Dartmouth to debut the smartest wearables at UIST 2017

The research projects, products of Dartmouth's human computer interface lab, have been chosen by UIST 2017 to feature alongside some of the world's most innovative technology.

"Understanding and improving how humans interact with computers are essential parts of technology development," said Xing-Dong Yang, assistant professor of computer science at Dartmouth. "We look forward to UIST as a unique opportunity to share ideas on innovation."

Imagine viewing a video or playing a game on a smart watch and having the device provide feedback that allows you to feel a ball bounce or an asteroid explode. Dartmouth's RetroShape does just that. Seeking to improve the user experience with smart watches, RetroShape uses a shape-deforming watch back that allows the user to view and feel virtual objects.

Each pixel on RetroShape's screen has a corresponding tactile pixel--or taxel--on the back of the watch face, allowing the virtual world to be extended to the 2.5D physical space on its back. The construction allows watch developers to use the wearer's skin under the watch face for feeling output that matches the visual content being displayed on the watch.

The back to the watch face is constructed using 16 independently moving pins that allows for the real-life rendering of shapes and movement. Link here for a video demonstration of RetroShape. While most designs use smart rings to receive instructions from the wearer, Dartmouth's Frictio is the first of its kind to provide useful feedback.

Frictio, composed of a ring, a braking-system and electronics, provides sensory feedback through six separate force profiles that provide information to the user. If a wearer has plenty of time before the next meeting, the ring calendar reminder could be set to rotate freely. Only five minutes left before that meeting, the ring could be made to move with heavy resistance or forced to stop completely. 

"Designing a smart ring that provides information rather than just receiving inputs can unlock the true potential of these devices," said Yang. Link here for a video demonstration of Frictio.

Moving the thumb tip against the index finger is an optimal method for performing computing inputs. The gesture is natural, subtle, fast and unobtrusive. The input method requires little effort from users and introduces minimal fatigue over other input methods that require more extreme gestural movements.

Dartmouth's Pyro is a technique for thumb-tip recognition that senses thermal signals radiating from fingers to recognise gestures. Using a low-cost, off-the-shelf infrared sensor, researchers have created an improved system for using finger gestures to interact with computing applications, and have demonstrated effectiveness at gesturing forms of basic shapes, a check mark and even a question mark.

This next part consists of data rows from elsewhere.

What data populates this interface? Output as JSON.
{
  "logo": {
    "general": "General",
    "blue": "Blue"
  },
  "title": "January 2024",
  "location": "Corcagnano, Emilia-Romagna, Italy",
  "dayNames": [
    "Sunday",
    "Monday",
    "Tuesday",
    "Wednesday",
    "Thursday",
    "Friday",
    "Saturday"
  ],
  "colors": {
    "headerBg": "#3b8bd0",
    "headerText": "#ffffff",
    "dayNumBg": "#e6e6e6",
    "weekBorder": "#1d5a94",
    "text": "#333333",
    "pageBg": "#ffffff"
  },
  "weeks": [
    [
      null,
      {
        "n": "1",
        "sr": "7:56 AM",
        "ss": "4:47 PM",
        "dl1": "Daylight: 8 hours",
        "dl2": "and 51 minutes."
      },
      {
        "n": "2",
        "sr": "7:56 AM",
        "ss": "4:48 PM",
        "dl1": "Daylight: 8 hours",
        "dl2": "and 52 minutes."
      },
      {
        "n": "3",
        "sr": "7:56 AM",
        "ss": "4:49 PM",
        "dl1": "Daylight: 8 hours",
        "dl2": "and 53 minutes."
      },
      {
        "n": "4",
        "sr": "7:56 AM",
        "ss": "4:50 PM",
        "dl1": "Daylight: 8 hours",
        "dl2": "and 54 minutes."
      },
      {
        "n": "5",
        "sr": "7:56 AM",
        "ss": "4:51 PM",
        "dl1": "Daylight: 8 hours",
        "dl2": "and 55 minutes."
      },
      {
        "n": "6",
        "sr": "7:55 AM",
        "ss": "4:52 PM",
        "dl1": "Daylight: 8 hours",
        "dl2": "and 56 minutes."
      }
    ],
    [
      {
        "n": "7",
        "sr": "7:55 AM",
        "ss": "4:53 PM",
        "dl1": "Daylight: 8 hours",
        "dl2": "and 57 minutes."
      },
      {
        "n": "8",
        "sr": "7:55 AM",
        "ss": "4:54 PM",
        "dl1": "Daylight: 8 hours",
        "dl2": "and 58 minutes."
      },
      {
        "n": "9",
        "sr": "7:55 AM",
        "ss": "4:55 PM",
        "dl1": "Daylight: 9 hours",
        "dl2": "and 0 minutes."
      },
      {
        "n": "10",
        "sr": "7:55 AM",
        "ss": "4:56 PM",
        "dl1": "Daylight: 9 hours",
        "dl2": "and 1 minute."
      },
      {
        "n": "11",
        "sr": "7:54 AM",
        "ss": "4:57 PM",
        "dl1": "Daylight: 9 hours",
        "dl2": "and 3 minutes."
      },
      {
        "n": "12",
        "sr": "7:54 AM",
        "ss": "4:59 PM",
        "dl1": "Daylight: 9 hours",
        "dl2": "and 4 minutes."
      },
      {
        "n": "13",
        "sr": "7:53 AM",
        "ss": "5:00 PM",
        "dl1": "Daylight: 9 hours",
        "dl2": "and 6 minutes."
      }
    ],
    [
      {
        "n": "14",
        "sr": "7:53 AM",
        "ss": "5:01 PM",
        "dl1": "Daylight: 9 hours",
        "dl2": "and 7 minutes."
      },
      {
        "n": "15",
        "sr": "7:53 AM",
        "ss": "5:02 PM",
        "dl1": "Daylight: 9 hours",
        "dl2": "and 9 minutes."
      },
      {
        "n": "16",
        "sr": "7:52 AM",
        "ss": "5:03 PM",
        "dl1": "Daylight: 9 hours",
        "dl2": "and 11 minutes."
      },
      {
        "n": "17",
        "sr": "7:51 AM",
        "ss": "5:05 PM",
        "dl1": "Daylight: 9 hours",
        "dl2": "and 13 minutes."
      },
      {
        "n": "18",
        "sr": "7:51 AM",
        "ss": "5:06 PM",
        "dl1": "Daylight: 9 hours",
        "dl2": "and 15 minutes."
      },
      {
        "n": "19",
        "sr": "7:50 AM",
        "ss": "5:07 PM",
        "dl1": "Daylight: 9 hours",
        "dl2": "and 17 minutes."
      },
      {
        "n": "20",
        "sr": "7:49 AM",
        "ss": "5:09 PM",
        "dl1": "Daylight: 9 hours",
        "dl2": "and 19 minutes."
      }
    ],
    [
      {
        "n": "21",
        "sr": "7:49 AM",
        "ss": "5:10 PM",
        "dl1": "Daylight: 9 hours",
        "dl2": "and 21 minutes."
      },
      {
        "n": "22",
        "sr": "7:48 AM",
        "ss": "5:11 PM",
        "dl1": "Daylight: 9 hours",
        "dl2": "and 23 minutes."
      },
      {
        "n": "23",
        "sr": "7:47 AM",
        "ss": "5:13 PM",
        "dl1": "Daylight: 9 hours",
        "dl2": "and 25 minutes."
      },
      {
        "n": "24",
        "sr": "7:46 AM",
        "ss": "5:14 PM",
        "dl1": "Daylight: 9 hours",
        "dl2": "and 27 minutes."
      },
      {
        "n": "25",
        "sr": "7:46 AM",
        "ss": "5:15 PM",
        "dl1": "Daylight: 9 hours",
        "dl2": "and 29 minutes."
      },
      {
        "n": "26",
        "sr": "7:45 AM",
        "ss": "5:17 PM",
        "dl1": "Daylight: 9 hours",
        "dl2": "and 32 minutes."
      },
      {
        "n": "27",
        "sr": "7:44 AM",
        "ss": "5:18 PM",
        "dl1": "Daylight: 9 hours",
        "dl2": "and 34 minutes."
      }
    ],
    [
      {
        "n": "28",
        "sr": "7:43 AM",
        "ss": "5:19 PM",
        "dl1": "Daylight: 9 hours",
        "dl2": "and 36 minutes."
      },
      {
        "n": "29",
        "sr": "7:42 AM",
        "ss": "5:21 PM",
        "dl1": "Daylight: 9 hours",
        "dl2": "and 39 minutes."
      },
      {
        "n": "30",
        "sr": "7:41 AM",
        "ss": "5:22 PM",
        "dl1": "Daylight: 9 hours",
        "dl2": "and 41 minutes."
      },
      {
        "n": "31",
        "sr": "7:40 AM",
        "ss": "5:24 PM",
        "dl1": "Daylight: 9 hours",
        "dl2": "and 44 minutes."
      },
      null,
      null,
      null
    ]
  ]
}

Not only is the infrared sensor used in the Pyro system highly sensitive to subtle motion and enables recognition of fine gestures, it has other important benefits: the system is energy-efficient and it requires no cooling. Both characteristics are important for small consumer devices and wearables.

According to the Pyro researchers: "Our work provides the first evidence to support pyroelectric infrared sensing as a promising alternative for detecting micro finger gestures." Link here for a video demonstration of Pyro.

Dartmouth researchers also participated in other technology being featured at UIST 2017, including a modular mobile phone that is tailor-made for lending to friends, family members or even strangers.